Jos Pauwels, the mystery of the pointillist painter who never existed

WHO. Jos Mestdach is an art fan and former local news journalist for Flemish newspapers who has just published a book titled 'Fake Art'.

THAT. In 2020, he bought a painting by the artist Jos Pauwels at auction, moved by its beauty, but also by curiosity. After investigating for three years, he has concluded that the painter never existed and that there are more than 300 falsely attributed works, probably created in China.

It is not because of the perspective, it is not because of the definition or power of its characters or because of the chromatic dominance.. It is not because of the finishes, because of the technique, but there is something in the works of Jos Pauwels that attracts attention. There is something that attracts the public and buyers, something that pushes dealers to ask for thousands of euros for their works and auction houses to look for their work.. He is not one of the most famous artists, he is not one of the most coveted, but he is not unknown either.. The problem is that Pauwels does not exist, has never existed, and no one in Belgium knows who is behind his canvases.

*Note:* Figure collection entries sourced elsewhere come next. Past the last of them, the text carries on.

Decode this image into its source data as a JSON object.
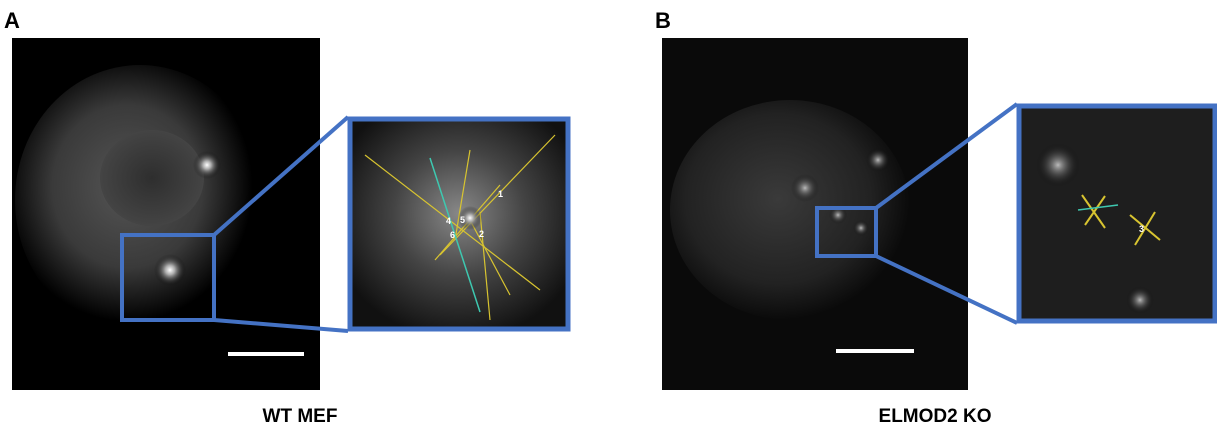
{
  "panels": [
    {
      "label": "A",
      "caption": "WT MEF",
      "annotations": [
        "1",
        "4",
        "5",
        "6",
        "2"
      ]
    },
    {
      "label": "B",
      "caption": "ELMOD2 KO",
      "annotations": [
        "3"
      ]
    }
  ]
}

It is not a brilliant marketing operation, but everything points to a huge fraud. Very respected firms such as Dorotheum in Vienna and Christie's and Sotheby's in London and New York have placed his works in the past. And last week, the Vanderkindere house hosted an auction of antiques, including a work by the mysterious artist, but withdrew it at the last minute thanks to the efforts of Jos Mestdach, an Ardennes-based art lover and former journalist. in some of the best-known flamenco newspapers.

In 2020, Mestdach bought the good-sized painting for 1,000 euros. It was a pointillist work by a certain Jos Pauwels, which had already been sold previously by the Brussels house Horta, without pain or glory.

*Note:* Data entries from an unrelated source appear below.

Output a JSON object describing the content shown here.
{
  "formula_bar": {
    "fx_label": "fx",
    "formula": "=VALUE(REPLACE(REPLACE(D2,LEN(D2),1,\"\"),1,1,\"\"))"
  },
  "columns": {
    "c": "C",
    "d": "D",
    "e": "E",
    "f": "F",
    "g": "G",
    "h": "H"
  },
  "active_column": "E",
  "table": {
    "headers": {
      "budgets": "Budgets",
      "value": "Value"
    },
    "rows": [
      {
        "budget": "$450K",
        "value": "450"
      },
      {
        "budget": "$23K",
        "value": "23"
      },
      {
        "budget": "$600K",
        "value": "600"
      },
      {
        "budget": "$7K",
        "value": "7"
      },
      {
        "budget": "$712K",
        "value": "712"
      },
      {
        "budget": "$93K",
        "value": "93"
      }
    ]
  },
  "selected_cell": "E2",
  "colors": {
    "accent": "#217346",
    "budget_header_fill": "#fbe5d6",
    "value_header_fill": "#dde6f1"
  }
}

Mestdach acquired them for purely aesthetic reasons.. He thought it was pretty, it had an affordable price and it generated a lot of curiosity in him, since he had not heard of the artist with such a unique surname.. Didn't find anything. He searched, kept searching and realized that he was facing one scam, one deception or one mistake after another; and wrote a book, Fake Art, published a few weeks ago.

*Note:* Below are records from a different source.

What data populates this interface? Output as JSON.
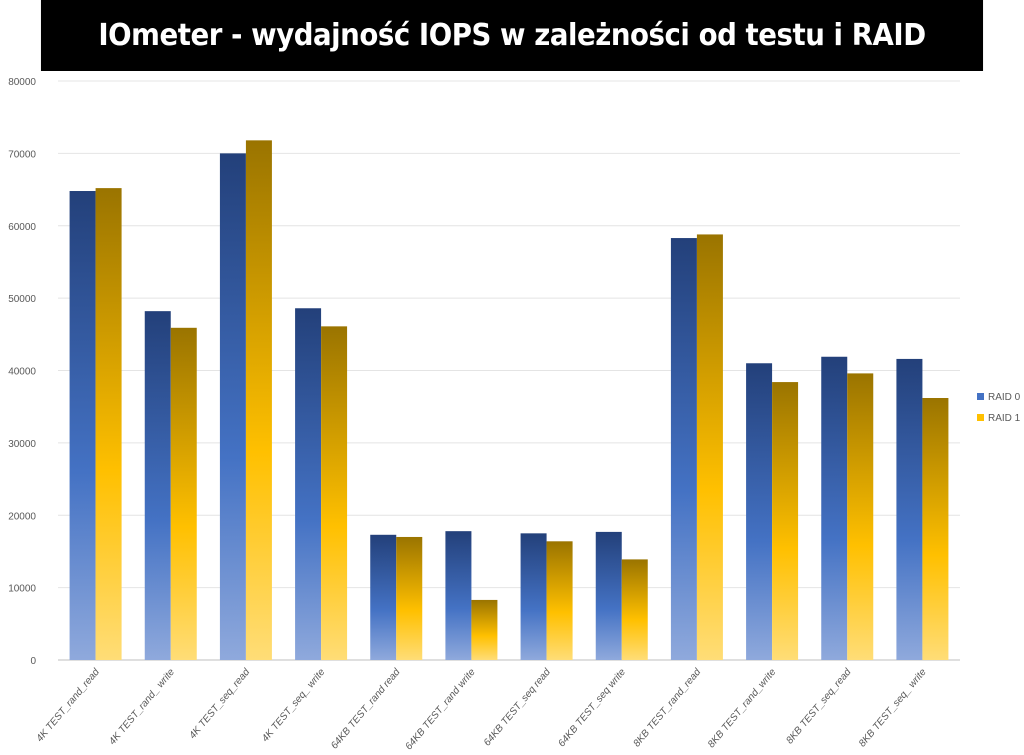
{
  "chart_data": {
    "type": "bar",
    "title": "IOmeter - wydajność IOPS w zależności od testu i RAID",
    "categories": [
      "4K TEST_rand_read",
      "4K TEST_rand_ write",
      "4K TEST_seq_read",
      "4K TEST_seq_ write",
      "64KB TEST_rand read",
      "64KB TEST_rand write",
      "64KB TEST_seq read",
      "64KB TEST_seq write",
      "8KB TEST_rand_read",
      "8KB TEST_rand_write",
      "8KB TEST_seq_read",
      "8KB TEST_seq_ write"
    ],
    "series": [
      {
        "name": "RAID 0",
        "values": [
          64800,
          48200,
          70000,
          48600,
          17300,
          17800,
          17500,
          17700,
          58300,
          41000,
          41900,
          41600
        ],
        "color": "#2f4f8f"
      },
      {
        "name": "RAID 1",
        "values": [
          65200,
          45900,
          71800,
          46100,
          17000,
          8300,
          16400,
          13900,
          58800,
          38400,
          39600,
          36200
        ],
        "color": "#c9a000"
      }
    ],
    "ylim": [
      0,
      80000
    ],
    "yticks": [
      0,
      10000,
      20000,
      30000,
      40000,
      50000,
      60000,
      70000,
      80000
    ],
    "grid": true,
    "legend_position": "right",
    "xlabel": "",
    "ylabel": ""
  }
}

After three years, and countless consultations with all kinds of experts, the general consensus is that they are works of little talent. Resulting, but without a refined technique. “The tables are not straight, the arms are too short. The compositions don't hold up,” Mestdach explained to VRT News. The fun of it all is in the deliberate confusion. The author uses a pointillist technique replicating the masters of more than a century ago, which has served to cajole. Furthermore, the signature does not seem innocent. There is a Joseph Pauwels (1818-1876) in Belgian artistic history, but he was already dead by the time Georges Seurat (1859-1891) and others shaped the style in the 1880s.

And there is also a Henri Joseph Pauwels (1903-1983), much better known, especially in the Waasland region, since there is practically no house that does not have one of his works.. But there is no trace of José. In the last three years, Mestdach and the Police have located more than 300 works, often distributed with the complicit silence of experts aware of the deception. Mestdach, who ends his investigation, and who at least continues to find his painting beautiful, has no proof, but neither does he have much doubt that the mysterious author is one of the many anonymous people who work in some of the massive workshops in “the Dafen Village, located on the outskirts of Shenzhen, China, where ancient paintings are copied and distributed. Soulless, but cute.